Non dimentichiamo, infine, che l'attacco è sì all'Occidente, in quanto portatore di valori liberal-democratici. Ma l'attacco è anche - gli integralisti ne sono ben consapevoli - alla matrice cristiana di tali valori. L'attacco è anche alle comunità cristiane che vivono al di fuori dei Paesi occidentali (Sudan, Pakistan, Filippine, Timor Est, Nigeria ...). La guerra di civiltà è in parte anche guerra di religione: dobbiamo esserne consapevoli, anche se dobbiamo cercare di smorzare il più possibile - come cerca di fare la Chiesa - questo fronte.
Capire la matrice ideologico-religiosa del terrorismo significa capire anche quali sono le direttrici di un'azione politica e culturale di prevenzione del terrorismo.

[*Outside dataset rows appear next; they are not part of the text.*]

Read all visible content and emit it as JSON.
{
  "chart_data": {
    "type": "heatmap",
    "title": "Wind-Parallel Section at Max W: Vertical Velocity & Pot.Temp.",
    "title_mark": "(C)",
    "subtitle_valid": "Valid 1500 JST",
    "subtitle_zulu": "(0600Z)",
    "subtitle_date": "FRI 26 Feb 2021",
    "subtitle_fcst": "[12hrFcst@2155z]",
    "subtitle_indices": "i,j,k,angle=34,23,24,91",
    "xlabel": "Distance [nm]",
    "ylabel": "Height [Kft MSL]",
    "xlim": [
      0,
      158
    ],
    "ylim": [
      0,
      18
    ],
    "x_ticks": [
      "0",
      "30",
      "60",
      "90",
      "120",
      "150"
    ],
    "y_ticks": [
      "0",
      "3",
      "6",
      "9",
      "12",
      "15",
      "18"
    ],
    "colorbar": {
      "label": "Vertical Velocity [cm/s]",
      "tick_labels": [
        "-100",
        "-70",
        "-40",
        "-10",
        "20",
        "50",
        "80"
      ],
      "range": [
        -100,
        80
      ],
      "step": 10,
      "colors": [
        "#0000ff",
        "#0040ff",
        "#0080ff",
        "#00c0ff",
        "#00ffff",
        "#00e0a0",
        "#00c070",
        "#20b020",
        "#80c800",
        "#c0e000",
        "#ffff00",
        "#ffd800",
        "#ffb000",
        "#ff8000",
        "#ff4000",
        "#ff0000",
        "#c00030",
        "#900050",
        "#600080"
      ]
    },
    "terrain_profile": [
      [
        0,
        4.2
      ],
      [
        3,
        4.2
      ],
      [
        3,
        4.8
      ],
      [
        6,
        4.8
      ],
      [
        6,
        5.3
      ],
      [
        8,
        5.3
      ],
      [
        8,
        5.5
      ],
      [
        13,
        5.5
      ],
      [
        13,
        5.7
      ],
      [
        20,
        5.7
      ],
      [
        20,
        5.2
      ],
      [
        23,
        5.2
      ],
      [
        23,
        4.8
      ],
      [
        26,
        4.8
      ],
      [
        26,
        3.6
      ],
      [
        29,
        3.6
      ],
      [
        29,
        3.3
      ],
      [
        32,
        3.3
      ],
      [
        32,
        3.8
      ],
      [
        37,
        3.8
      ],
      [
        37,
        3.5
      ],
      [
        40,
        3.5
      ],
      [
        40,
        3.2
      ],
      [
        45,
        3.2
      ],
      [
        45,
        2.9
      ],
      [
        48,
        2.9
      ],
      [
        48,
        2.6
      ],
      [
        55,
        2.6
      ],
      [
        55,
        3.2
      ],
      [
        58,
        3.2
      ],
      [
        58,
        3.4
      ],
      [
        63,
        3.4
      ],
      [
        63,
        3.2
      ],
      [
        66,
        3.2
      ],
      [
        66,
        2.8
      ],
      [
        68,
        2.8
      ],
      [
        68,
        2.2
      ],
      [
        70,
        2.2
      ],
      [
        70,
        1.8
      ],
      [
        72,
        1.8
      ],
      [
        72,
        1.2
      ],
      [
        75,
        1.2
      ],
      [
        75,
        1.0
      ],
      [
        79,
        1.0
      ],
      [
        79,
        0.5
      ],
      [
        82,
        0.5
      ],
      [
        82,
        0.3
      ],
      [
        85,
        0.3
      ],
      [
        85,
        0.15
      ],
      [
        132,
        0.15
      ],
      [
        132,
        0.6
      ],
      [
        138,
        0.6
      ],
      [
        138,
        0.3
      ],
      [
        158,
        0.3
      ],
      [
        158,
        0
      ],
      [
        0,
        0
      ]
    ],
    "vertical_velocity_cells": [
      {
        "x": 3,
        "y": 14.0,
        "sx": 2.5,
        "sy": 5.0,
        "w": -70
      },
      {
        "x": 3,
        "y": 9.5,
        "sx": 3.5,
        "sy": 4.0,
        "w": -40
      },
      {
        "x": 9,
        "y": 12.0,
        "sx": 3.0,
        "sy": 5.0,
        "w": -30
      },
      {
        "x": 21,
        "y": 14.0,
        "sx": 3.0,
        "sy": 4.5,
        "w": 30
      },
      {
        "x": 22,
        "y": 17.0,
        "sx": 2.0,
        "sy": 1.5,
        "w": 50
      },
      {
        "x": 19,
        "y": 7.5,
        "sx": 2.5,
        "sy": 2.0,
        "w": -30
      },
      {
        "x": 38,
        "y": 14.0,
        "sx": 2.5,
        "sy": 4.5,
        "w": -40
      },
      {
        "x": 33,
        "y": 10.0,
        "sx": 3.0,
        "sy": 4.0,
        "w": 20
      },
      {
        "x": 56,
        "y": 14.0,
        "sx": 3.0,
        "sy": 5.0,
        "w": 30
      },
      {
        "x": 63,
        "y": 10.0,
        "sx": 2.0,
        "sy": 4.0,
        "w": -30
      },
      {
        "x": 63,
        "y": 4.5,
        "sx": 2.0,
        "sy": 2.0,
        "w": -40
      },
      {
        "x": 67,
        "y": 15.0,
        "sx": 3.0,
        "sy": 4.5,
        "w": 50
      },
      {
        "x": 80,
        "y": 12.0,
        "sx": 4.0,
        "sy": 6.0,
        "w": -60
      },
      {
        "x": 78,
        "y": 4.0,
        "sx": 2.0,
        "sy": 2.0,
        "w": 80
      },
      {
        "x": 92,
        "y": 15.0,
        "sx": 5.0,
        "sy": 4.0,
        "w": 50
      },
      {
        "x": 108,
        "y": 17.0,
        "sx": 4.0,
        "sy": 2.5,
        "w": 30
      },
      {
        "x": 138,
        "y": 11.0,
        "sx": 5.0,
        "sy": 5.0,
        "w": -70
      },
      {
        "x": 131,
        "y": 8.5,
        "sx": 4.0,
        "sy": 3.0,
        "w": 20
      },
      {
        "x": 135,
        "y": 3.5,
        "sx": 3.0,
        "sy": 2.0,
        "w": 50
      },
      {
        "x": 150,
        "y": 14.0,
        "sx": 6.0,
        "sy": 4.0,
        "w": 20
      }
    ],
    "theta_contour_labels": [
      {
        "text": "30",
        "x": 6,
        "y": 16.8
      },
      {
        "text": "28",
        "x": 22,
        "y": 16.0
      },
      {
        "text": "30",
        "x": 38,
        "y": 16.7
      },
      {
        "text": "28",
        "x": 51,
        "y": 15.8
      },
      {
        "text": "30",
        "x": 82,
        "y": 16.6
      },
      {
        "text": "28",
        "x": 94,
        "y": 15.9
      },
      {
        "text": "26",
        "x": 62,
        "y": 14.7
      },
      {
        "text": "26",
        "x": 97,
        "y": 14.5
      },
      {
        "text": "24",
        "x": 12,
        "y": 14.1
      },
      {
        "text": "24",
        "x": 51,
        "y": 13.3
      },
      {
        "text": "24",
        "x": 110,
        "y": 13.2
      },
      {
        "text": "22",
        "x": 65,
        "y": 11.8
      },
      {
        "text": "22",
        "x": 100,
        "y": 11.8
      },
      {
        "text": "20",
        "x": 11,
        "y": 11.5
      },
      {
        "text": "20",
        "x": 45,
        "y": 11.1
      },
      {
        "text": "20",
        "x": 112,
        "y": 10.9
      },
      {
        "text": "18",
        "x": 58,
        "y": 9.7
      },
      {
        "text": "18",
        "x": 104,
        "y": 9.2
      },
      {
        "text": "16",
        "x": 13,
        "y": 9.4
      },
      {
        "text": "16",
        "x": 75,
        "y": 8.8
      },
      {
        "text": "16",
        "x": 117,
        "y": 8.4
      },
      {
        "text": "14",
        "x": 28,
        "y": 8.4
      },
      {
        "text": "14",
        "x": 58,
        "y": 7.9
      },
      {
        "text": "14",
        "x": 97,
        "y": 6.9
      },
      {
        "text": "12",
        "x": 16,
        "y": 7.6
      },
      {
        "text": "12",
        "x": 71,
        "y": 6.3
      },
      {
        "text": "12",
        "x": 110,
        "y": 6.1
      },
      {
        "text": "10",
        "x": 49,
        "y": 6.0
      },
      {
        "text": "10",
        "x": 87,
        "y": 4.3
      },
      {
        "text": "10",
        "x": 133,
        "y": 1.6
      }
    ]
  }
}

6) La minaccia terroristica è rivolta anche contro l'Italia? Purtroppo sì. Lo hanno detto a chiare lettere Bin Laden e compagni. Siamo un obiettivo, e non perché abbiamo partecipato all'azione di pacificazione in Iraq. Lo eravamo già prima, in quanto portatori di quella cultura occidentale che i terroristi combattono. Da anni esistono in Italia cellule occulte. In molte moschee (soprattutto quelle finanziate dai Waabiti sauditi) si incita alla violenza. Esistono centri di reclutamento dei kamikaze. Succede anche in altri Paesi europei: la Francia che ha osteggiato l'intervento americano è bersagliata per la legge sul velo islamico; l'Olanda "multiculturale" ha visto decapitato nel centro di Amsterdam il regista Theo Van Gogh, 'colpevole' di aver girato un documentario di condanna delle violenze subite dalle donne islamiche.
La sottovalutazione del terrorismo ha essenzialmente due motivazioni: la paura, la difficoltà ad ammettere che c'è un prezzo da pagare per difendere le libertà. Oppure un miope calcolo politico, il timore che una ferma presa di posizione contro il terrorismo possa essere strumentalizzata dagli avversari politici (così la sinistra italiana ha tardato ad accettare l'esistenza di un terrorismo comunista; e le nuove correnti 'terzomondiste' hanno difficoltà ad accettare che non si regge in piedi lo schema per cui le "colpe" sono sempre tutte dell'Occidente). A livello internazionale, poi, si sommano cinici calcoli d'interesse, come quelli che abbiamo visto causare la divisione dell'Europa (Francia e Germania contro gli altri Paesi) in occasione del conflitto iracheno.

Già negli anni Settanta abbiamo conosciuto l'imperdonabile sottovalutazione del pericolo terrorista, soprattutto quello rosso. Era il periodo in cui non si poteva parlare di "opposti estremismi" (il terrorismo era solo nero e di Stato); in cui le Brigate Rosse che rivendicavano gli attentati erano "sedicenti"; in cui c'erano solo "compagni che sbagliano"; in cui qualcuno diceva "né con lo Stato né con le BR". Tutto questo nonostante un lungo periodo (quasi dieci anni) di violenze di piazza, gambizzazioni, rapimenti, omicidi. Finché la morte di qualche coraggioso sindacalista come Guido Rossa non ha aperto gli occhi a tutti, creando una vera unità nazionale contro quell'attacco alla democrazia.

Ebbene, bisogna assolutamente che paure, timori, calcoli siano messi da parte, in Italia e in Europa. Di fronte al terrorismo non si può tergiversare, né fuggire (come purtroppo ha fatto in maniera sciagurata la Spagna di Zapatero), perché si finisce solo per incoraggiarlo ed alimentarlo. Bisogna prendere coscienza del fenomeno, e combatterlo: con intelligenza, con civiltà, ma anche con la massima risolutezza (culturale, innanzitutto). Bisogna sapere che dialogo non significa rinunciare a proclamare le proprie ragioni; e bisogna anche sapere che la libertà e la difesa del diritto possono comportare, a volte, un prezzo da pagare.